I respectfully request that you respond to the following questions:
- 1. Equifax is currently under a consent decree with the Commission for violations of the Fair Credit Reporting Act related to improper handling of consumer information. Does that consent decree provide the Commission with additional remedies in the context of Equifax’s data security practices?
- 2. Given the current inability of consumers to cease doing business with a credit reporting agency which displays an arguably cavalier attitude toward cybersecurity, should the Fair Credit Reporting Act be amended to provide the Commission authority to issue rules requiring credit reporting agencies to establish a way for consumers to “opt out” of having their information stored by a particular credit reporting agency?
- 3. In many cases, Equifax collects and maintains sensitive information about consumers as a service to other businesses. Under state data breach notification statutes, a breached service provider need only inform the business it provides service to about the breaches it suffers, and has no obligation to provide public notice that it incurred the breach. In recent breach incidents involving third-party service providers, some companies (e.g., Heartland, Experian, Anthem, etc.) have provided public notice that their breach affected consumers. Would the FTC support legislation that requires all entities suffering a breach of security that creates a significant risk of financial harm, to make public notice of that breach in order to ensure a more timely and effective form of notice?
- 4. Do you interpret the Fair Credit Reporting Act to include heightened data security standards and/or requirements, given Congress’s unique concern about the “confidentiality, accuracy…and proper utilization” of this highly sensitive data?
- 5. The Commission has suggested that consumers place a credit freeze with the three major credit bureaus. Does the Commission consider a timestamp to be a sufficiently strong PIN for unfreezing a consumer’s account?
- a. Has the Commission issued guidance to credit reporting agencies on adequate security and data protection measures associated with credit freezes?
- b. Should this guidance be updated in light of security concerns with the site Equifax maintains to process credit monitoring and freeze requests?
- 6. Should Congress limit the ability of credit reporting agencies to sell data outside specific contexts, such as credit, banking, and employment inquiries?
- 7. Does the Commission hold lapses in data security practices in response to a breach to a higher standard than data security practices related to the breach itself?

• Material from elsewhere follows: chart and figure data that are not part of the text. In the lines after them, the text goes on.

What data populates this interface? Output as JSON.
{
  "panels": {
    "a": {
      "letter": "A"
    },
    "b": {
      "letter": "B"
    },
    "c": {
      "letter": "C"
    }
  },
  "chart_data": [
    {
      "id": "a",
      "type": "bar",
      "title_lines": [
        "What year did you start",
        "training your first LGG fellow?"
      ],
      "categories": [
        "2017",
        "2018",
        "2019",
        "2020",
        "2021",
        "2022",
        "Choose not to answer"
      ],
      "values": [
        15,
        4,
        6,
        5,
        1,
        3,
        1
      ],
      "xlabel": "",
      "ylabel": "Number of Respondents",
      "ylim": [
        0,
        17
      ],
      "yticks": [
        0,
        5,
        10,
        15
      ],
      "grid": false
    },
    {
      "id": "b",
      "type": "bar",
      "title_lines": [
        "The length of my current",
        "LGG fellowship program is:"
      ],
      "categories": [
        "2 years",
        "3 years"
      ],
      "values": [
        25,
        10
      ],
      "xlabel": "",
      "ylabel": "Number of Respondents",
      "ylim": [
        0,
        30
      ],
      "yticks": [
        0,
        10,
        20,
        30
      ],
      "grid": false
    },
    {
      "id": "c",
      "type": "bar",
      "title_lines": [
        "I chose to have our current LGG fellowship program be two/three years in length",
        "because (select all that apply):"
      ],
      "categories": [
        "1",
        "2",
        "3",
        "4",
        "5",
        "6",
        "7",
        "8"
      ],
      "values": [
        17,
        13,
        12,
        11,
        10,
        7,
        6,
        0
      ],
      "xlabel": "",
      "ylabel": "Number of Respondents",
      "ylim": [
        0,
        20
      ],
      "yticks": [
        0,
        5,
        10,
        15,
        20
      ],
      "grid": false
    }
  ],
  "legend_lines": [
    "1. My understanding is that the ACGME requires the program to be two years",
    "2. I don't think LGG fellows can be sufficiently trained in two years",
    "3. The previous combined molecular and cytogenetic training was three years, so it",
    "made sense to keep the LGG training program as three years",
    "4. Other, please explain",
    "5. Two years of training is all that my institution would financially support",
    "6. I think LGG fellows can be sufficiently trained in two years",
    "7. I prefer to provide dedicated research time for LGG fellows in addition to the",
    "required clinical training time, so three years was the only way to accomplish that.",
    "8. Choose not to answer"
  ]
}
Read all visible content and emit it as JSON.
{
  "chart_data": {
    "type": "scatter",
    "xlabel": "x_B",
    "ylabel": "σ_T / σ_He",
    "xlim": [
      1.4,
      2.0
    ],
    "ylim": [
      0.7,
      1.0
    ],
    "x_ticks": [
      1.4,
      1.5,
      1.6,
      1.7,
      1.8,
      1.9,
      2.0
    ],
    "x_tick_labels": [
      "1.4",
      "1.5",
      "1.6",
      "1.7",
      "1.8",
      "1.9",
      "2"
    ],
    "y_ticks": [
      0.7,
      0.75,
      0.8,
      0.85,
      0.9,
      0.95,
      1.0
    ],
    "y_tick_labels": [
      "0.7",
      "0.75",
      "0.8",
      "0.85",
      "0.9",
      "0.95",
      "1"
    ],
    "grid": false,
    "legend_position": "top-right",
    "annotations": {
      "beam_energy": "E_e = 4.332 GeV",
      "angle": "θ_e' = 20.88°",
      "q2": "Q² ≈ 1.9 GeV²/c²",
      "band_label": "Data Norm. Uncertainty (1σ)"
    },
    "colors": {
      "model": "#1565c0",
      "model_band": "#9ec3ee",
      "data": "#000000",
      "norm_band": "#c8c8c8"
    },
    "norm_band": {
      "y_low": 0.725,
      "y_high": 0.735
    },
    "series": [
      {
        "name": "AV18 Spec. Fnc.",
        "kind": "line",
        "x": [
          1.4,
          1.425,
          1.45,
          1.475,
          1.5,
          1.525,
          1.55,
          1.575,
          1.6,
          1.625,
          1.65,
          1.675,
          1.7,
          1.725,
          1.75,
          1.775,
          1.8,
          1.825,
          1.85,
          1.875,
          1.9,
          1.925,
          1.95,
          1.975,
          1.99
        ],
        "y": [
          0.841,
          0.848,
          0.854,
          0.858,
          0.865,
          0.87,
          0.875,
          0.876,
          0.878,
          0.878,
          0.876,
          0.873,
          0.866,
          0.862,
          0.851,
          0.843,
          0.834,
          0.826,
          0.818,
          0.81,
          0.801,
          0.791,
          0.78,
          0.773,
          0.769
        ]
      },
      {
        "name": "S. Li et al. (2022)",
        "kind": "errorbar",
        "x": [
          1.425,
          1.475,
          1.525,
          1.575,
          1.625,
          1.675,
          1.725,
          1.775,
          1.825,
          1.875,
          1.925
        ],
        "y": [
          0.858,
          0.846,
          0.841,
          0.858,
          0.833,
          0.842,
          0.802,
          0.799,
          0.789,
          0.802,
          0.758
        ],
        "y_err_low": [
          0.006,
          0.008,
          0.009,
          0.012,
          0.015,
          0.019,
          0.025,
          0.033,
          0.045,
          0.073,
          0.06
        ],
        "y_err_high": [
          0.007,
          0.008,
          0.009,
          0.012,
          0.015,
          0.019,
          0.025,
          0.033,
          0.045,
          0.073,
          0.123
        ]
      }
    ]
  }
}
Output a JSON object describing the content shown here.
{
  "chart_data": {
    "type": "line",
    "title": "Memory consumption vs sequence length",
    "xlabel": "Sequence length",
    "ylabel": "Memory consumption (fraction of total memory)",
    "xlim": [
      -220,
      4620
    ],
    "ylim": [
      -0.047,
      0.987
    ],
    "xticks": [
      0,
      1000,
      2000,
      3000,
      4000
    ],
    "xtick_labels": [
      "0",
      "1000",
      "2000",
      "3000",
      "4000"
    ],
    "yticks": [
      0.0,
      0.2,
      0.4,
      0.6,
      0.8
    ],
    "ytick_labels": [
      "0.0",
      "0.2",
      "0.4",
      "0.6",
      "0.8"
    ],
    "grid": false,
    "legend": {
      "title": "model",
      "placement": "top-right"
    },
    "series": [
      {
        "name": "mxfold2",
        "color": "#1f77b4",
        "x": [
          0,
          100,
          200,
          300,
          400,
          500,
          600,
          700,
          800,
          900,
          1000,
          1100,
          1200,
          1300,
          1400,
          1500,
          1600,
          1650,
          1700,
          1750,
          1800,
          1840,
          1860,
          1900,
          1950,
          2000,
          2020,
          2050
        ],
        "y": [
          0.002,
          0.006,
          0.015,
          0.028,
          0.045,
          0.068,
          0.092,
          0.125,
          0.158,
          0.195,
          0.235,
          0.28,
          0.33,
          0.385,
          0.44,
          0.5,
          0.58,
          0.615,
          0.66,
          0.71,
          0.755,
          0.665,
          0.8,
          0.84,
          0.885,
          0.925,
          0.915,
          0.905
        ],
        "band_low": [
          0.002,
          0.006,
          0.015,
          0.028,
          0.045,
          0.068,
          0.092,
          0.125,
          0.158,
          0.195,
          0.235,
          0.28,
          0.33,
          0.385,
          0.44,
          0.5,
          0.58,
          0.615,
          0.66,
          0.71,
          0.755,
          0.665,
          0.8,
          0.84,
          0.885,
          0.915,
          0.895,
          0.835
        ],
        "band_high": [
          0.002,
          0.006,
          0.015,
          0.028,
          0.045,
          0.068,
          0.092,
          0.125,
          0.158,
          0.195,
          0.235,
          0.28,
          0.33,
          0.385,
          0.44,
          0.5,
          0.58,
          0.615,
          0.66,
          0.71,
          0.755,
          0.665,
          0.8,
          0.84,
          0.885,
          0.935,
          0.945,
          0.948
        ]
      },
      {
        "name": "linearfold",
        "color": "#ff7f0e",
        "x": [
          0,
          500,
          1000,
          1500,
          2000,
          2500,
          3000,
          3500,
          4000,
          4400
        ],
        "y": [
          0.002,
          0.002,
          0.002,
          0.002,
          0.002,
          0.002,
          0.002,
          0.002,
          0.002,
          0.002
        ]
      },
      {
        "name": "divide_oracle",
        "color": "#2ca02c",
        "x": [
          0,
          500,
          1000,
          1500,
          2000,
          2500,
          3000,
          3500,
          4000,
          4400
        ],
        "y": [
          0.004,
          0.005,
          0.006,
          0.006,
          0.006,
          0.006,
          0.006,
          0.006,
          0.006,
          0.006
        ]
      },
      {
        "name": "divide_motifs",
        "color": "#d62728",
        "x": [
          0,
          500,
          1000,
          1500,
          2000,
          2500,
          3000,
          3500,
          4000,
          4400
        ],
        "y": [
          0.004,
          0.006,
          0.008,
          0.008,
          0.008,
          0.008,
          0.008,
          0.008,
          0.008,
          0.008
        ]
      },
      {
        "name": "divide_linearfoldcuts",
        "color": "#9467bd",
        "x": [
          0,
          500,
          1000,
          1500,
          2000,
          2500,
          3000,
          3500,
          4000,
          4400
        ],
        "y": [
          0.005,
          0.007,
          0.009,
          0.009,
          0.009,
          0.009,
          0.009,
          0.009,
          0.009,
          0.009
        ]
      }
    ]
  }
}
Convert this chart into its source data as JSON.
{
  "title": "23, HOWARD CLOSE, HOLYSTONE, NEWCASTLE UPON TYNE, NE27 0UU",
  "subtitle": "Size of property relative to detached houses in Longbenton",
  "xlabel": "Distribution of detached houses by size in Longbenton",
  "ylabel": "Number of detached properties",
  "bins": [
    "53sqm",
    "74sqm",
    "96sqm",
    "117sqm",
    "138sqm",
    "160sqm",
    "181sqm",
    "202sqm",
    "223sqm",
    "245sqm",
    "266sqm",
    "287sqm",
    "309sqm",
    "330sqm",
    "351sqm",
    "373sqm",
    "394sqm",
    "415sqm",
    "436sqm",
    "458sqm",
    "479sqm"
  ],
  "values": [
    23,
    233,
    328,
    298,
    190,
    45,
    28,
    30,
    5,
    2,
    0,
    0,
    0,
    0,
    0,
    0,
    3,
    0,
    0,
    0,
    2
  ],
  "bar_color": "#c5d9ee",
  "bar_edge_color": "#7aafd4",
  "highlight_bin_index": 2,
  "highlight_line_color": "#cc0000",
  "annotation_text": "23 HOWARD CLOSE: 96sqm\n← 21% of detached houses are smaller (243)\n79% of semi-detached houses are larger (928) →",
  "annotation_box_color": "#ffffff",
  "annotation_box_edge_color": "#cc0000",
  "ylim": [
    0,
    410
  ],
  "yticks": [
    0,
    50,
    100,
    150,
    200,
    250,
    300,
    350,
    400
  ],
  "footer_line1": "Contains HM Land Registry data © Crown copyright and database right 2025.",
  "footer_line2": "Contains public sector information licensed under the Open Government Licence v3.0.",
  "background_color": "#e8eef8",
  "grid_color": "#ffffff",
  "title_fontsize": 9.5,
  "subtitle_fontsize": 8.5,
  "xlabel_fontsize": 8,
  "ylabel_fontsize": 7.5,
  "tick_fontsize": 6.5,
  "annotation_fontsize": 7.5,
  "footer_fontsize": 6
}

- 8. Do adequate incentives to use reasonable data security practices, or penalties to deter unreasonable data security practices, exist to counter-balance the profit incentives to collect, centralize, and maintain large quantities of highly sensitive personal information of American consumers?
The American people deserve to know that their government is serious about learning from and responding to this truly concerning incident, and that it is taking all appropriate steps to help ensure it cannot happen again. Your response will be critical to this process, and I look forward to receiving that within the next two weeks. If you should have any questions or concerns, please contact my office.
As always, I appreciate your service in this important role. Thank you for your timely consideration of this matter.